Comment 3 Ruediger Pluem 2019-01-22 16:06:26 UTC

(In reply to hanno from comment #2)
> As "the reporter" I'd like to add two notes:
> 
> * The __pthread_tpp_change_priority definitely shows up for me in apache
> 2.4.37.
> 
> * My worries with the pool debugging are not that people may run it in
> production. (Even though it seems OpenBSD does that.) My worries are
> primarily that without pool debugging it's very difficult to detect memory
> safety bugs, as the pool allocator will hide bugs from tools like ASAN.

Try running with

MaxMemFree 1

in httpd.conf instead of using pool debugging. This should give you the same malloc / free behaviour as with pool debugging as needed for ASAN, but uses the non debugging code.

Comment 4 hanno 2019-01-22 16:33:05 UTC

(In reply to Ruediger Pluem from comment #3)
> Try running with
> 
> MaxMemFree 1
> 
> in httpd.conf instead of using pool debugging. This should give you the same
> malloc / free behaviour as with pool debugging as needed for ASAN, but uses
> the non debugging code.

Okay, so this gives some interesting new insights:

* With this "MaxMemFree 1" option set and *without* the pool debugger I now get ASAN uaf warnings at a much faster and more reliable rate than ever before.

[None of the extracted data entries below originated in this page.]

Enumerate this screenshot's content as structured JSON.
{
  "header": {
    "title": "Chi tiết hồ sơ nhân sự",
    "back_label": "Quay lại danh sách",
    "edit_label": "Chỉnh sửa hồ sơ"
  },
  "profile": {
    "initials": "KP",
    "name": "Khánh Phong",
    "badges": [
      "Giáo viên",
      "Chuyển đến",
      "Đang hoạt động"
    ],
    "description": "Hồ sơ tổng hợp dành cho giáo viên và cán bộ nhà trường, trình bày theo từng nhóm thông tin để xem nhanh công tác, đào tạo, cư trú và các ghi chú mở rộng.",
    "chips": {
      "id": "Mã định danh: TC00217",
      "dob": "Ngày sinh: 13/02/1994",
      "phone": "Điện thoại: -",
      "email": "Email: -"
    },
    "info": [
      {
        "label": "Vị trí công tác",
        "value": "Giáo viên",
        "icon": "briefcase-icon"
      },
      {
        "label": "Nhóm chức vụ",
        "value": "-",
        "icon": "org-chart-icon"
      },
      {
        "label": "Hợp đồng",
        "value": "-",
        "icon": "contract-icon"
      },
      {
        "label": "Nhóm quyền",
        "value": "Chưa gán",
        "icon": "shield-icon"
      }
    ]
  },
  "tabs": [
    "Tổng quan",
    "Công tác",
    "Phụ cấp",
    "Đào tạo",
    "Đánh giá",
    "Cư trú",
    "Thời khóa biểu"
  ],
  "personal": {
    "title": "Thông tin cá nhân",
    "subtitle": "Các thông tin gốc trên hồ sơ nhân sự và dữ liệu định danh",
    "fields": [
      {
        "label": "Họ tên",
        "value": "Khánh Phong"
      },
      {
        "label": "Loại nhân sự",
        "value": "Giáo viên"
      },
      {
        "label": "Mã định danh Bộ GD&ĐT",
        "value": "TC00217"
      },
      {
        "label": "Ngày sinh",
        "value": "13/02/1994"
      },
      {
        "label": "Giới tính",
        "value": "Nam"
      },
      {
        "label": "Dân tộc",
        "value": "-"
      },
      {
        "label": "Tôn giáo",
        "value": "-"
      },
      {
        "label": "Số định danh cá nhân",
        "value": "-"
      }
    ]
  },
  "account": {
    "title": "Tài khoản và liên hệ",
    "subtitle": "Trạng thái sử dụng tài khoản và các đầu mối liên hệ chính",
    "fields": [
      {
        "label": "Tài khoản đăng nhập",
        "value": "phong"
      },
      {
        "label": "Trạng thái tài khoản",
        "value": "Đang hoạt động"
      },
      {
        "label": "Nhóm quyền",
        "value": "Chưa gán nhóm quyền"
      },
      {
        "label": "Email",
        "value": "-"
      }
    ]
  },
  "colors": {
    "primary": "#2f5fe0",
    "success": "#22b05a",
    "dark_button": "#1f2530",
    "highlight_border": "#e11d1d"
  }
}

* I however don't get the pthread Assertion warning.

As for whether the pthread assertion warning can be reproduced without the pool debugger: Craig confirmed to me that he was able to get that, however with a previous version of apache. We mailed you that in a mail in June.
So for the pthread assertion it may very well be that we're facing two separate issues here: One that is fixed in the latest version and shows up without pool debugging and one that is not fixed, but only happens with pool debugging.

Comment 5 hanno 2019-01-23 10:53:09 UTC

(In reply to hanno from comment #4)
> * With this "MaxMemFree 1" option set and *without* the pool debugger I now
> get ASAN uaf warnings at a much faster and more reliable rate than ever
> before.

I have to retract that statement.
This was a fluke, because I had apr built without the pool debugger, but apr-util was built while the apr pool debugger was still on. This caused the errors to pop up quickly.